In 1768, Catherine’s army pushed southwest from the Dnieper River into the Balkans. They scored victories and called on Christians under Ottoman rule to rebel. Another Russian force invaded and captured the Crimea. The Russian fleet was unable to do more for the Russian effort following this victory. The war on land was bogged down, and the Christians in Ottoman lands had failed to join the Russians.

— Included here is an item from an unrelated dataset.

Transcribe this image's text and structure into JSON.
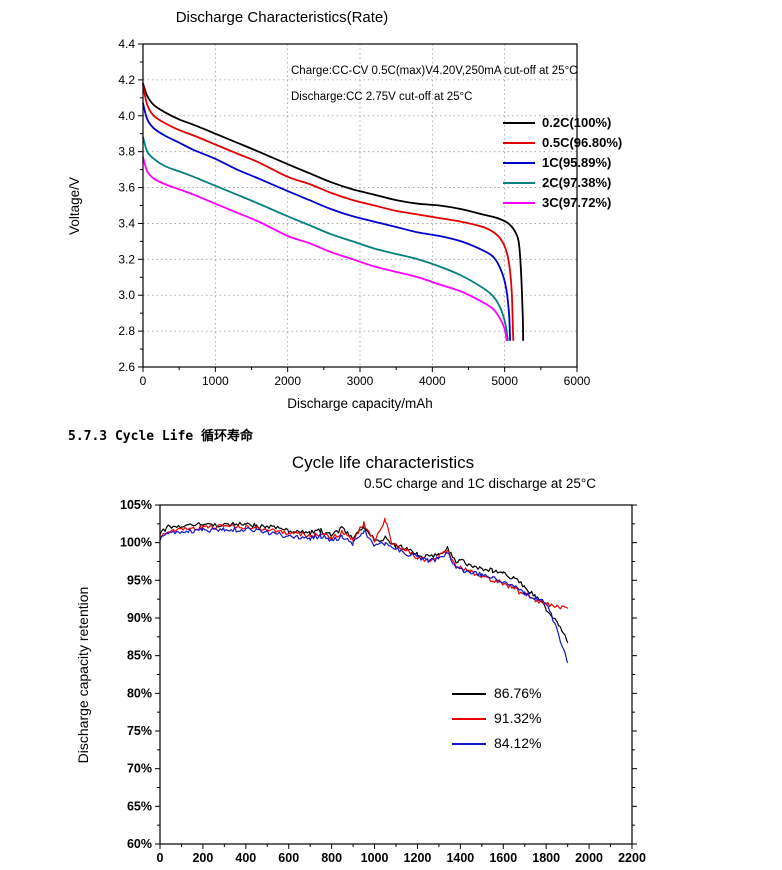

Austria was concerned about Russian expansion into the Balkans. To allay the hostility of the Habsburgs, Frederick the Great organized an agreement with Joseph II of Austria in 1772 that involved Catherine’s Russia. The three heads of state were to acquire Polish territory. After the death of the Ottoman Sultan, Mustafa in July 1774, Ottoman resistance to the Russians weakened and the Ottomans were ready to settle with the Russians. Catherine was facing a peasant uprising that had begun among Cossacks in the Ural River region, led by Emelian Pugachev.

The rising spread to serfs, miners in the Urals, factory workers, Bashkirs, Tatars and other minorities within Russia, and it had spread to those Christians called Old Believers. After settling with the Ottomans, Catherine sent troops released from the war against the peasant revolt. In 1783 Catherine annexed the Crimea, and many of the Crimea’s Tatars fled to Ottoman territory. That year, Irakli II of Georgia allied his multi-national state with Russia, Irakli acknowledging Russian suzerainty and Russia guaranteeing Georgian independence. Mozart’s comic opera about oppression, The Marriage of Figaro, appeared. Three years later came the French Revolution. And two years after that, in the year of his death at age thirty-five, came Mozart’s other comic opera about oppression: The Magic Flute.